Nunca fui um estudante de arquitetura “usual”. Acho que desde pequeno o instinto de andar nos limites da disciplina me superou. Desenhar arquitetura não me era suficiente, necessitava escrevê-la, dissecá-la, revolvê-la e descontextualizá-la. Misturemos isto com escolas de estruturas bem marcadas e todos os tropeções trazidos pela juventude e obteremos um emaranhado de contradições, um caminho irregular, atribulado, cheio de bifurcações e passos em falso.
Pelo caminho, tropeçando nas mesmas pedras, encontrei-me no chão com uma tal quantidade de colegas e amigos que comecei a pensar que o “usual” é na realidade uma ilusão. Todos tentávamos encaixar o melhor possível nos espartilhos da academia enquanto fazíamos “outras coisas”. Todos perdíamos “o tempo” em ideias que aparentemente não serviam para nada. Com o passar dos anos aprendemos a perder o tempo tão bem que até parece que saem coisas interessantes: Ilustração, videojogos, fotografia, encontros, ensaios, conferências, cinema, Banda Desenhada, história, móveis, coletivos, música… Já não há ninguém que seja “só arquiteto”, todos bebemos da vida diária, o “só arquiteto” é um ermita numa sociedade multifacetada e hiperconetada.
Quando finalmente acabamos os nossos estudos (ou até mesmo antes), muitos destes “perdedores de tempo” buscamos como fazer das nossas ideias um modo de vida.
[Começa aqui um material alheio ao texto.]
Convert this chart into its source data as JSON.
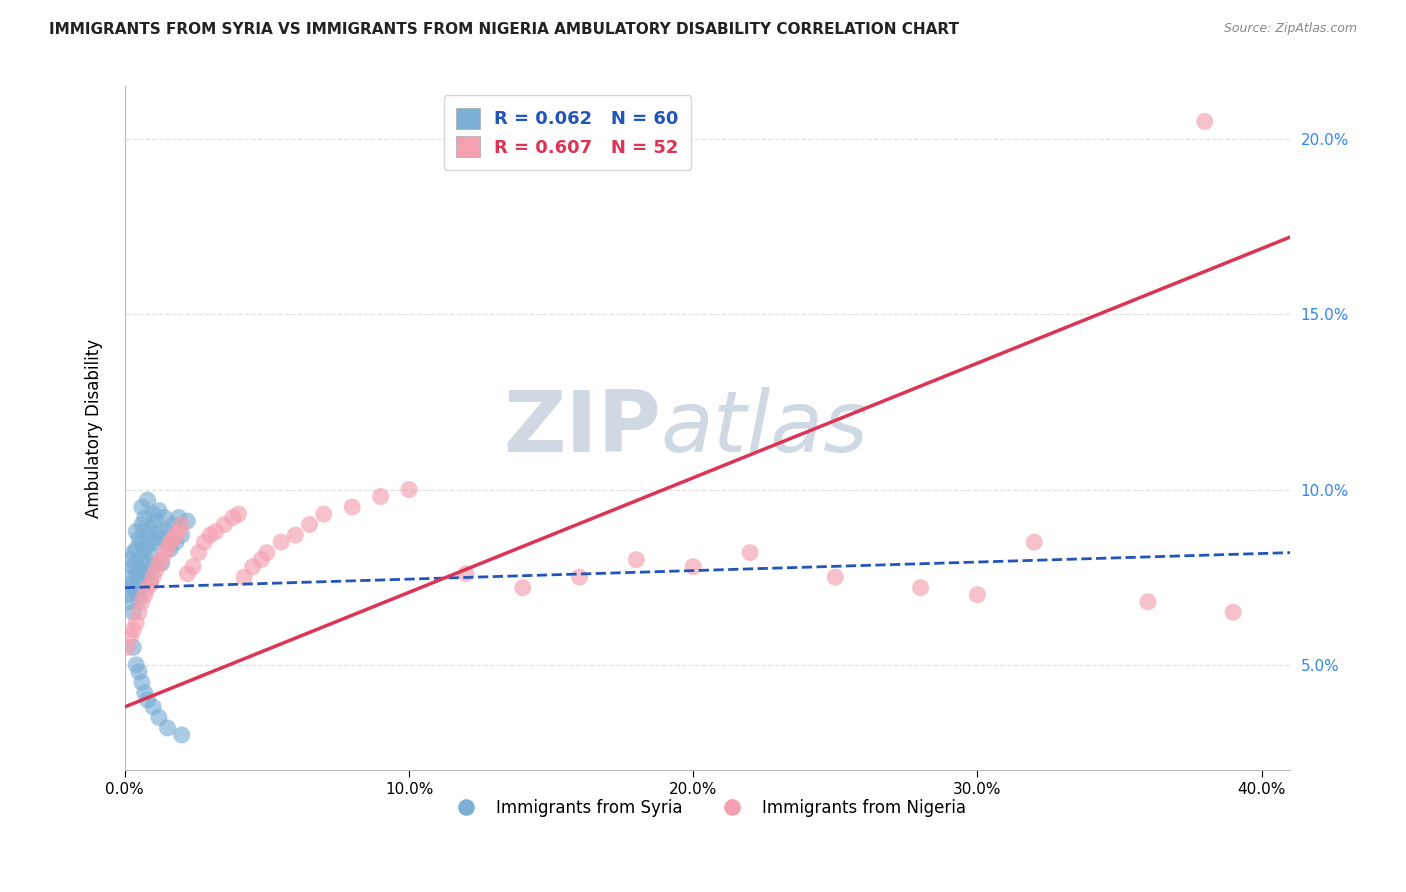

Não creio que ninguém tenha renegado, realmente, à arquitetura como disciplina, todos gostaríamos de construir a nossa “primeira casa”; simplesmente o momento que vivemos fechou, em grande parte, a porta de acesso à prática profissional que nos foi prometida, assim que tínhamos de fazer um jogo de cintura. Entre os nossos irmãos mais velhos já contávamos com grandes exemplos nesse tema, desde os Eames aos Floyd, pessoas que pensaram como fazer coisas diferentes a partir de uma sensibilidade arquitetónica. Pegámos então nas nossas pás e enxadas e começámos a cavar.
Infelizmente nem todos os solos são escaváveis. Talvez alguns tenhamos aprendido a utilizar as ferramentas menos adequadas aos nossos lugares de origem, ou o solo não era suficientemente estável nem sequer para segurar os pés.
Por que razão emigra um arquiteto jovem?
Por um sonho, sempre por um sonho. Não acredito que seja pelas condições de vida ou pelos salários: somos jovens, a maioria temos uma família que nos apoia, normalmente um lar ao qual voltar e uma aldeia onde a vida é tranquila e prazenteira.
Quando um arquiteto jovem emigra de verdade não é para fazer uma pós-graduação de um ou dois anos e voltar, é para procurar um solo mais fértil, um lugar onde as suas energias não tenham que ser dedicadas a autojustificar-se e resistir ao menosprezo, senão a impulsar as suas metas. Onde ser um “bicho raro” não seja uma vergonha, mas um orgulho, e “perder o tempo” seja o andaime dessa atualização do pensamento arquitetónico que tanto se fala, mas que nunca se consegue.
Não é um capricho, nem é realmente uma necessidade física: é mais uma necessidade de espírito.
Desse Esprit Nouveau do qual sempre ouvimos falar: Ao final não vive do ar.